Training StateTree RL Agents via Hierarchical Reinforcement Learning

This example reproduces the simple hierarchical Branch Selector environment (Evaluator + Forward/Backward Tasks). When the flag is true, the agent should move towards positive direction, and when the flag is false, the agent should move towards the negative direction.

Overhead view of the training environment

Prerequisites

Before starting, please refer to the Getting Started with Schola guide to set up the Unreal Engine project and Schola plugin.

Architecture Overview

Schola’s StateTree integration consists of four main components:

StateTree Training Environment - Actor that manages the training loop and agent lifecycle
Step Inference Task - Task node that defines an agent’s observation/action spaces
RL Decision Evaluator - Evaluator that drives branch selection via RL
RL Branch Condition - Condition that checks which branch the RL agent selected

Example: Hierarchical Basic Branch Selector

This guide uses a simple hierarchical example where an evaluator learns to select forward or backward movement based on a flag value.

StateTree Structure:

Root State
│
├── [Evaluator] BranchSelector
│   └── Observes: current flag (0 or 1)
│   └── Action Space: Discrete(2) → 0=Forward, 1=Backward
│
├── → Forward State [RLBranch == 0]
│      └── [Task] MoveForwardTask
│          └── Observes: position
│          └── Action Space: Box(-1, 1)
│
└── → Backward State [RLBranch == 1]
       └── [Task] MoveBackwardTask
           └── Observes: position
           └── Action Space: Box(-1, 1)

Setting Up a StateTree Training Environment

Step 1: Create the StateTree Asset

In Content Browser, right-click → Artificial Intelligence → State Tree
Open the StateTree editor
Design your state hierarchy with Forward and Backward states

Step 2: Create the Evaluator Blueprint

Create a Blueprint that inherits from UStateTreeEvaluator_RLDecision
Override Define to set up the observation and action spaces

Override Observe to provide position observations

Override Compute Reward to reward movement in the correct direction based on the task type

Override ResetForEpisode to reset the evaluator state at the beginning of each episode. In this example, we don’t need to reset anything in the evaluator, so we only call observe to get the initial observation for the new episode.

Step 3: Create Task Blueprints

Create a shared Blueprint for Forward and Backward tasks inheriting from UStateTreeTask_StepInference:
Add a boolean variable bIsForwardTask to differentiate behavior
Override Define to set up the observation and action spaces

Override Observe to provide position observations

Override Act to apply movement based on the selected action

Override Compute Reward to reward movement in the correct direction based on the task type

Override ResetForEpisode to reset the task state at the beginning of each episode. In this example, we don’t need to reset anything in the task, so we only call observe to get the initial observation for the new episode.

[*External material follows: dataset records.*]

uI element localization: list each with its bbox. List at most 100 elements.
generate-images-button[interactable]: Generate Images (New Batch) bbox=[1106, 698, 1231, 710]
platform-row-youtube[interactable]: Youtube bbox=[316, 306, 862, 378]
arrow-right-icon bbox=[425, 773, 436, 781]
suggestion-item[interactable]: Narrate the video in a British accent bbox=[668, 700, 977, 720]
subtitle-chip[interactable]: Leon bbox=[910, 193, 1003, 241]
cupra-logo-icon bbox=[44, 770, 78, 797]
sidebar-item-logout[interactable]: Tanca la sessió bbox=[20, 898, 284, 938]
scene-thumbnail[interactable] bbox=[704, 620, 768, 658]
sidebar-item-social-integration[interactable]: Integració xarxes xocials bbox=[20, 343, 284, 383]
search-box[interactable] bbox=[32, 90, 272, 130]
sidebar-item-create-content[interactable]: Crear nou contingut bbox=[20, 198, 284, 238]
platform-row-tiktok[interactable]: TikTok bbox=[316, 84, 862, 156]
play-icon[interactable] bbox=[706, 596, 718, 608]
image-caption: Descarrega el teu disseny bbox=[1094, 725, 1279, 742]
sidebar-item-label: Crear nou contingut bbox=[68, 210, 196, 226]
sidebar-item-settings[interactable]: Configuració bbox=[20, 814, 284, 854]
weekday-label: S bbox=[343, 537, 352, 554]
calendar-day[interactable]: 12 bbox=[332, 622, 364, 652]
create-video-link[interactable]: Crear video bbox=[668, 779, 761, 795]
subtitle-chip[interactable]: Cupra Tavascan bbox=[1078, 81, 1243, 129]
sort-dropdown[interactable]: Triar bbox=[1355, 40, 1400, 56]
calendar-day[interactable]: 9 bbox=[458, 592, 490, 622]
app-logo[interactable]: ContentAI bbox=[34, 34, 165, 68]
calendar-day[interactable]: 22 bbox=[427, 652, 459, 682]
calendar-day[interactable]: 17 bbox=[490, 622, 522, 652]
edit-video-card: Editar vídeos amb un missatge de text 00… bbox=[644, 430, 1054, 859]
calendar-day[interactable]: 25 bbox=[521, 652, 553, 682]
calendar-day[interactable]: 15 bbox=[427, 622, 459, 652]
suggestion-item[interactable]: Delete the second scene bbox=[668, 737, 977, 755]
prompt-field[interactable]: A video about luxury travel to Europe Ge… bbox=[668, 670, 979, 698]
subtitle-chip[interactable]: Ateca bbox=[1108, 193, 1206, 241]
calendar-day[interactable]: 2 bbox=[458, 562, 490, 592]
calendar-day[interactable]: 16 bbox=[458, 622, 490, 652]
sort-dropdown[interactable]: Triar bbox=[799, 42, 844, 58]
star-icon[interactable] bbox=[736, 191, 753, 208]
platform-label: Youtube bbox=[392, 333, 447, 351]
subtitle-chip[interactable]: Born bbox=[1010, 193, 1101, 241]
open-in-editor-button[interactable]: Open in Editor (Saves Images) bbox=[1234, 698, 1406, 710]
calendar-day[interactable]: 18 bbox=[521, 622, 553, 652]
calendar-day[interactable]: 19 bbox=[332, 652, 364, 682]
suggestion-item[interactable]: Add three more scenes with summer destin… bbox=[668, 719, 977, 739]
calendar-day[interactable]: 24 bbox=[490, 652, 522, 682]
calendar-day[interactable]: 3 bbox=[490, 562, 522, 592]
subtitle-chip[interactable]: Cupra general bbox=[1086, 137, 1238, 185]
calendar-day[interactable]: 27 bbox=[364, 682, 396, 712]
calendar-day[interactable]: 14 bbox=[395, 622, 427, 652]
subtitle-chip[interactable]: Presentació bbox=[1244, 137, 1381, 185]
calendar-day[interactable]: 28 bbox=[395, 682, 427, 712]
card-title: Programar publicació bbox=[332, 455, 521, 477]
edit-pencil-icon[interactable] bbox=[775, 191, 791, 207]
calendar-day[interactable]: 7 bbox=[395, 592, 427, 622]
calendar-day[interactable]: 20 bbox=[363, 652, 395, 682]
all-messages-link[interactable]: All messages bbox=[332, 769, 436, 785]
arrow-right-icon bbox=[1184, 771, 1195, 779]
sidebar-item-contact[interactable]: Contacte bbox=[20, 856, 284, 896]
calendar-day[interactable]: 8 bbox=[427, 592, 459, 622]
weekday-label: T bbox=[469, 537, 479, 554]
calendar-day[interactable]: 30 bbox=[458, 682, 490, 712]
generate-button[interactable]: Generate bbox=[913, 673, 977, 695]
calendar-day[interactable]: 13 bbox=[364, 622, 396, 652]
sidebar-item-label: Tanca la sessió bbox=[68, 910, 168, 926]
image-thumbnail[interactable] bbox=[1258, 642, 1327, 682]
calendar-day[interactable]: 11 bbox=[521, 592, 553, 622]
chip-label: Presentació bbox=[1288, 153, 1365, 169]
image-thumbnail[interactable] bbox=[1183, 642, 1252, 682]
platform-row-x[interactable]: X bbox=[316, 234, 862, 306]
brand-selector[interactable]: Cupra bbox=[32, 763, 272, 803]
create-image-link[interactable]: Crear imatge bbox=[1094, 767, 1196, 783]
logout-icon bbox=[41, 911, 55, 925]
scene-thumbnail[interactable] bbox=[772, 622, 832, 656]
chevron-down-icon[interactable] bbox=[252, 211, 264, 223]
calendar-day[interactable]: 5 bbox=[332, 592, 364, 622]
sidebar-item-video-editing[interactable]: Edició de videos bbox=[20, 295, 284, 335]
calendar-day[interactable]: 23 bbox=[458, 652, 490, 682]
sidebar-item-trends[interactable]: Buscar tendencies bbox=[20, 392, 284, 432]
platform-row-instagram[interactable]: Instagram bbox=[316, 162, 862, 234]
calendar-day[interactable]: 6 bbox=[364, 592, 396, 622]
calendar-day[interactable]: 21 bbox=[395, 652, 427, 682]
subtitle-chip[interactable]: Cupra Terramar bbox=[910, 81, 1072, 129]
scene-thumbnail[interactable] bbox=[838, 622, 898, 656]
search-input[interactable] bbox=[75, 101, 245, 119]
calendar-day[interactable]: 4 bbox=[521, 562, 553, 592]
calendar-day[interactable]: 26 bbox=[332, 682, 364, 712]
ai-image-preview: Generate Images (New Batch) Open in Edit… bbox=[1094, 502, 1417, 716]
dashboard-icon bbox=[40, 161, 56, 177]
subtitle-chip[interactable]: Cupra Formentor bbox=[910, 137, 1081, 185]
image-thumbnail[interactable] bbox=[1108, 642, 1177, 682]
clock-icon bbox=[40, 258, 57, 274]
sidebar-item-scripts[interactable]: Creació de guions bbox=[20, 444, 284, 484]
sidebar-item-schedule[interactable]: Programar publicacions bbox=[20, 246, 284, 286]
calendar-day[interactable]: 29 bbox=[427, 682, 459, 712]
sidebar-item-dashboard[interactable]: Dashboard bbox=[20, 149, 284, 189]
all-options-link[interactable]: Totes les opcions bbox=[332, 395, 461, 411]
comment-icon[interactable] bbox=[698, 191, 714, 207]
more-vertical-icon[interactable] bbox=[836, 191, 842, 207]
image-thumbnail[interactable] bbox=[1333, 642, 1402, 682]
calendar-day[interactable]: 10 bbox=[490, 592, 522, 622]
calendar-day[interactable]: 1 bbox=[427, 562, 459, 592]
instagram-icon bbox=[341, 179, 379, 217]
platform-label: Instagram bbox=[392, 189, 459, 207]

Step 4: Set Up Transitions with RLBranch Conditions

In the StateTree editor, create transitions from Root to Forward and Backward states
Add RL Branch Check condition to each transition
Set BranchIndex to 0 for Forward, 1 for Backward
Bind the condition’s SelectedBranch input to your evaluator’s output

Step 5: Create the Training Environment

Create a Blueprint → Parent: StateTree Training Environment
Set the StateTree Asset reference
Add a boolean property bCurrentFlag
Override IsEpisodeOver to define termination conditions

Override OnEpisodeReset to randomize the flag

Step 6: Set Up the Level

Add your StateTree Training Environment actor to the level
Add the actor that will be controlled by the StateTree
Configure the environment’s StateTree reference

Training Configuration

Use RLlib via the Schola CLI to run training. Example command used for the simple hierarchical environment:

schola rllib train ppo editor \
  --port 8002 \
  --save-final-policy \
  --export-onnx \
  --fcnet-hiddens 16 16 \
  --timesteps 100000

Argument explanations:

--port 8002: Port used by the Schola gRPC protocol (Unreal ↔ Python); change if you have port conflicts.
--save-final-policy: Persist the final learned policy to the checkpoint directory after training completes.
--export-onnx: Export the saved policy to ONNX for deployment in StateTree.
--fcnet-hiddens 16 16: Two hidden fully-connected layers with 16 units each for policy/value networks.
--timesteps 100000: Total environment timesteps for training.

Results

For the simple Direction Selector environment the trained policies produced deterministic behavior:

The branch selector evaluator chooses 0 when the flag is true and 1 when the flag is false.
The forward task policy consistently outputs action 1.
The backward task policy consistently outputs action -1.